Okay - so I know, it's just a number. But it's a number I haven't seen in 6 years, at least.
Size 14 (Australian, no idea what it is in US sizing). I am beyond encouraged. Little changes, applied consistently, is working for me. I miss the mark sometimes, but that is so okay. I get back up, brush off the crumbs, go for a walk, and try again. Seeing that number again has given me hope that someday, I might reach a size 12. Which is also JUST a number. But one which will give me so many more clothing options, and I really would like to dress a bit less frumpy for the everyday. Not because it makes me a better person, or because it defines me - but because I long to feel good about myself. Tonight, for just a moment - I allowed myself to feel love for my shape. It felt so magical, it was like being inside someone else's head. Someone confident. I liked it, so I'm going to keep on working at this, because I want to feel like that most of the time. Who wouldn't, really?

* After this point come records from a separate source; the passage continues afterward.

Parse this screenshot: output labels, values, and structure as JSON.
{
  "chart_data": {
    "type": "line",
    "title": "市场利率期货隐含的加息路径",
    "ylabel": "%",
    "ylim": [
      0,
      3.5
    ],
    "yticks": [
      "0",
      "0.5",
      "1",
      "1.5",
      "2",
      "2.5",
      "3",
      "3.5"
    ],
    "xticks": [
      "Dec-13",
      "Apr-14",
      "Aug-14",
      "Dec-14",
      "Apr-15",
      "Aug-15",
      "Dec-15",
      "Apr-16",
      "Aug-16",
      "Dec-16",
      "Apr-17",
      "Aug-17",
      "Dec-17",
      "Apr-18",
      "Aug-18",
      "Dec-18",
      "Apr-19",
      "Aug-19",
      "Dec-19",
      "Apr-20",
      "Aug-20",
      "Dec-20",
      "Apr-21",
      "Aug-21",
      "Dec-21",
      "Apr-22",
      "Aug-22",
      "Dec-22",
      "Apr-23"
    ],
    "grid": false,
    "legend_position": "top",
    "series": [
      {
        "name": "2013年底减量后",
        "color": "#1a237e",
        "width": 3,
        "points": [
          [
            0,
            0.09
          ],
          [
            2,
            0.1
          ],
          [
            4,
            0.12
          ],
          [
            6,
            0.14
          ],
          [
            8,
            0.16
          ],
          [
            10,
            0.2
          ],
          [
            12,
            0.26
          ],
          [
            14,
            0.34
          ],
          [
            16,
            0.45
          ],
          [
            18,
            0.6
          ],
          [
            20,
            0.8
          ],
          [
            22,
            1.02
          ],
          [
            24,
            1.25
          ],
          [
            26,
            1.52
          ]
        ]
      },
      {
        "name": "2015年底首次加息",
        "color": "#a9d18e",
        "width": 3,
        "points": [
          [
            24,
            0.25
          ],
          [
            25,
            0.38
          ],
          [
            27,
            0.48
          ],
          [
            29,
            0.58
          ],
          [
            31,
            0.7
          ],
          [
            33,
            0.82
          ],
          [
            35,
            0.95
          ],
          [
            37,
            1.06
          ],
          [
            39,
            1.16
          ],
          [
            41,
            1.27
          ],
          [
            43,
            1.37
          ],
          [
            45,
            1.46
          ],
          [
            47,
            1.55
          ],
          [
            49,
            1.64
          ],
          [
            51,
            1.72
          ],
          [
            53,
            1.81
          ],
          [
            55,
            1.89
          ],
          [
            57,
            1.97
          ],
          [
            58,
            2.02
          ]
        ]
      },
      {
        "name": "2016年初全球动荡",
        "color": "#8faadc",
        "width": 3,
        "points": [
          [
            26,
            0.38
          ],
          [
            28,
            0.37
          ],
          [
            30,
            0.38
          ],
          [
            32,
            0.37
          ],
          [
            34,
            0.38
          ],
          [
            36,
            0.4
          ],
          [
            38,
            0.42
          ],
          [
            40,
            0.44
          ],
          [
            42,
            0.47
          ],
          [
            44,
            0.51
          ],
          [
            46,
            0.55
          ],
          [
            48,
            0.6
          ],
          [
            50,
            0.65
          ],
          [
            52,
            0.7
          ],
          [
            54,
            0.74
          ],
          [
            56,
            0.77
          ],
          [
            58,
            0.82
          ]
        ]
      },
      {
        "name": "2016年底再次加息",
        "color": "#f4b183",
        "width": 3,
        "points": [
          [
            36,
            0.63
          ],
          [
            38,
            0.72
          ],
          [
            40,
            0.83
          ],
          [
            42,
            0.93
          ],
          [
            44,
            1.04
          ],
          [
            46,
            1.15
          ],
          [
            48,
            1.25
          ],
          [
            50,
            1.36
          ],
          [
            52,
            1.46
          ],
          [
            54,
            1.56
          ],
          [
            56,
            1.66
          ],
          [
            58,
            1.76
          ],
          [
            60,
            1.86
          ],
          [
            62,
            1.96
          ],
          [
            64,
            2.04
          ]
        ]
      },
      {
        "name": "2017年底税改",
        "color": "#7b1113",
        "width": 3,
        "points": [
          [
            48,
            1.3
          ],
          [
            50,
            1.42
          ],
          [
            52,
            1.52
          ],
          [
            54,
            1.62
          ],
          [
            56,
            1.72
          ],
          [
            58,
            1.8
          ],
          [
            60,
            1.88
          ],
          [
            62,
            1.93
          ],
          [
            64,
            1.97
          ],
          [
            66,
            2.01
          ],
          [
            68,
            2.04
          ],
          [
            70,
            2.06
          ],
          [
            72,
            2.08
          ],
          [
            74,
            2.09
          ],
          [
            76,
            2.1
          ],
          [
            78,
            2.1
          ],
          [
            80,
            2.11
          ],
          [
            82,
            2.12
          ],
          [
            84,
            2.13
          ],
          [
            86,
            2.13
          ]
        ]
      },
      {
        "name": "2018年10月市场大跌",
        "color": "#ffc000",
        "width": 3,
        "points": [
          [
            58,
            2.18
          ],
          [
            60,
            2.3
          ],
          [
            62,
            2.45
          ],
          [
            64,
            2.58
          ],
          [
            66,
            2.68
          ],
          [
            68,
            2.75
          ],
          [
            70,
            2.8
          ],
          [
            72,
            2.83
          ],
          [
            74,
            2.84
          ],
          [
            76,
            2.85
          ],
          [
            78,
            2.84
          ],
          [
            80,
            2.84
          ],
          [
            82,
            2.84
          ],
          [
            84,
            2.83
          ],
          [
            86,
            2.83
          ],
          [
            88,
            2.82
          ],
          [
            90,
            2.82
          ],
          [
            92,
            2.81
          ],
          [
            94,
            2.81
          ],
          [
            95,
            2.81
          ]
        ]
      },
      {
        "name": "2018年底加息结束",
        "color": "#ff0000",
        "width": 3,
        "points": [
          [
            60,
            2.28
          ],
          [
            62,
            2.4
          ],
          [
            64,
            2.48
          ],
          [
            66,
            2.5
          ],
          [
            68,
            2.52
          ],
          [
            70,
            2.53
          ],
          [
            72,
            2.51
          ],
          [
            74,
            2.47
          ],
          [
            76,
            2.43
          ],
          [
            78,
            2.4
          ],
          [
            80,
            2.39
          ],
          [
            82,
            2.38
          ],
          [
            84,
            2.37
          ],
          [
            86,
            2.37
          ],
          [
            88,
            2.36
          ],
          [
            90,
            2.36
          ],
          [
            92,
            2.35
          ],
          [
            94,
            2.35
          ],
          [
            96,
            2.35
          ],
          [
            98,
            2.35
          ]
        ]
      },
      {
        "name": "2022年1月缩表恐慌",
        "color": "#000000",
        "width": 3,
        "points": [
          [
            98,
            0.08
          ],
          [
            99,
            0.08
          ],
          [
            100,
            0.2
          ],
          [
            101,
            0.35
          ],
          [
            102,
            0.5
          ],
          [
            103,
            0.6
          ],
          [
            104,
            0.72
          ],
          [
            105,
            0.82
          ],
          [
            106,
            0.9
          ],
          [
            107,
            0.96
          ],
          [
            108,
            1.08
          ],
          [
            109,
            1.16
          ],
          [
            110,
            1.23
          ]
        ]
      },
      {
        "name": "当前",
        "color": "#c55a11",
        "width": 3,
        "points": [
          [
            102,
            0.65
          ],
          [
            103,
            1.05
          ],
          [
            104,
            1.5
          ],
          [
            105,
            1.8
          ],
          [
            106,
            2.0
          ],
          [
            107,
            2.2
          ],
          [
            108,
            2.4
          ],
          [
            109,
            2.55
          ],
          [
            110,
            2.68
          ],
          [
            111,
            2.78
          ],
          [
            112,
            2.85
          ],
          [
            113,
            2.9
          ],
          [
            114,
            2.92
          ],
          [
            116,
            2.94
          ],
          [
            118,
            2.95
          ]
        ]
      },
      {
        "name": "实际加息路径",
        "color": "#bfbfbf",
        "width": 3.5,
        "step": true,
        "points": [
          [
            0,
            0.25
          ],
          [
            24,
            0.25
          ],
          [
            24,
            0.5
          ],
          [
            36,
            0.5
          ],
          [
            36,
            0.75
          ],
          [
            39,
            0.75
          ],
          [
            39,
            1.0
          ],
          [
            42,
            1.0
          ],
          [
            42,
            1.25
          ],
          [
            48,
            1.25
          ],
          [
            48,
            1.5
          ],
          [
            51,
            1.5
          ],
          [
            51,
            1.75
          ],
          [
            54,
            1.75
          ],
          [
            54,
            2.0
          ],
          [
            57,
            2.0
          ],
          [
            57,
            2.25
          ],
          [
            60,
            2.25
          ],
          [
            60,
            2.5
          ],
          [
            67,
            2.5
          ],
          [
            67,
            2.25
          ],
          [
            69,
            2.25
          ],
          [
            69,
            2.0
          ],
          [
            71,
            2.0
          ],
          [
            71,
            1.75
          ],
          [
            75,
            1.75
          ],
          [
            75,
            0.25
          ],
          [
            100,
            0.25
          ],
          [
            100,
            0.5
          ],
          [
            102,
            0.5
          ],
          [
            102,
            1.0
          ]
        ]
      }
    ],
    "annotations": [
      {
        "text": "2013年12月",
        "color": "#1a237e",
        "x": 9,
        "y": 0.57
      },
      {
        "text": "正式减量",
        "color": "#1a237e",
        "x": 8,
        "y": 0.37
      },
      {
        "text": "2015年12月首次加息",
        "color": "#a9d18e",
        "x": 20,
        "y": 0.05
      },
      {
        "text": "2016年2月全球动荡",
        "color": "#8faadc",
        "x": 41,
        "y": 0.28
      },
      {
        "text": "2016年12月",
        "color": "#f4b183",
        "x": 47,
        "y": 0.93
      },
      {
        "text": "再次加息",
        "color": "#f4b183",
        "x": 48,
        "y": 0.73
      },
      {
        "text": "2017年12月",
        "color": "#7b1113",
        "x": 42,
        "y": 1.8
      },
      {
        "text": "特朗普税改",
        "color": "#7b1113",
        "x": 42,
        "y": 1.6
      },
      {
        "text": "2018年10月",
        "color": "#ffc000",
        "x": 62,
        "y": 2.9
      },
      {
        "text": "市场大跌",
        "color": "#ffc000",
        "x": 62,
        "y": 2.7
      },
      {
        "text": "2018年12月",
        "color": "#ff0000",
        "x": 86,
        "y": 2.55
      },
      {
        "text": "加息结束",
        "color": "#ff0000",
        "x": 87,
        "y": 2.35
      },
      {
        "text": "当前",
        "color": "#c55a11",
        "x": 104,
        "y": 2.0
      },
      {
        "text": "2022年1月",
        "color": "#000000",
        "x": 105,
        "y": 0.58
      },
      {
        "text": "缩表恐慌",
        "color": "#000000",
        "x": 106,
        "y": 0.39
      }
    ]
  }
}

I'm also starting a new project. Walking a marathon - in stages. I will never run an actual marathon. It doesn't appeal, running for that long. Running at all, for that matter. Very bad things would happen if I were to take up running at this stage. So walking it is. But I don't have the time (or stamina) to walk a marathon all in one go - so I'm doing it one walk at a time, until the total distance equals a marathon.
Today's effort? 2.48 kilometers. So a long way to go yet. But I will get there!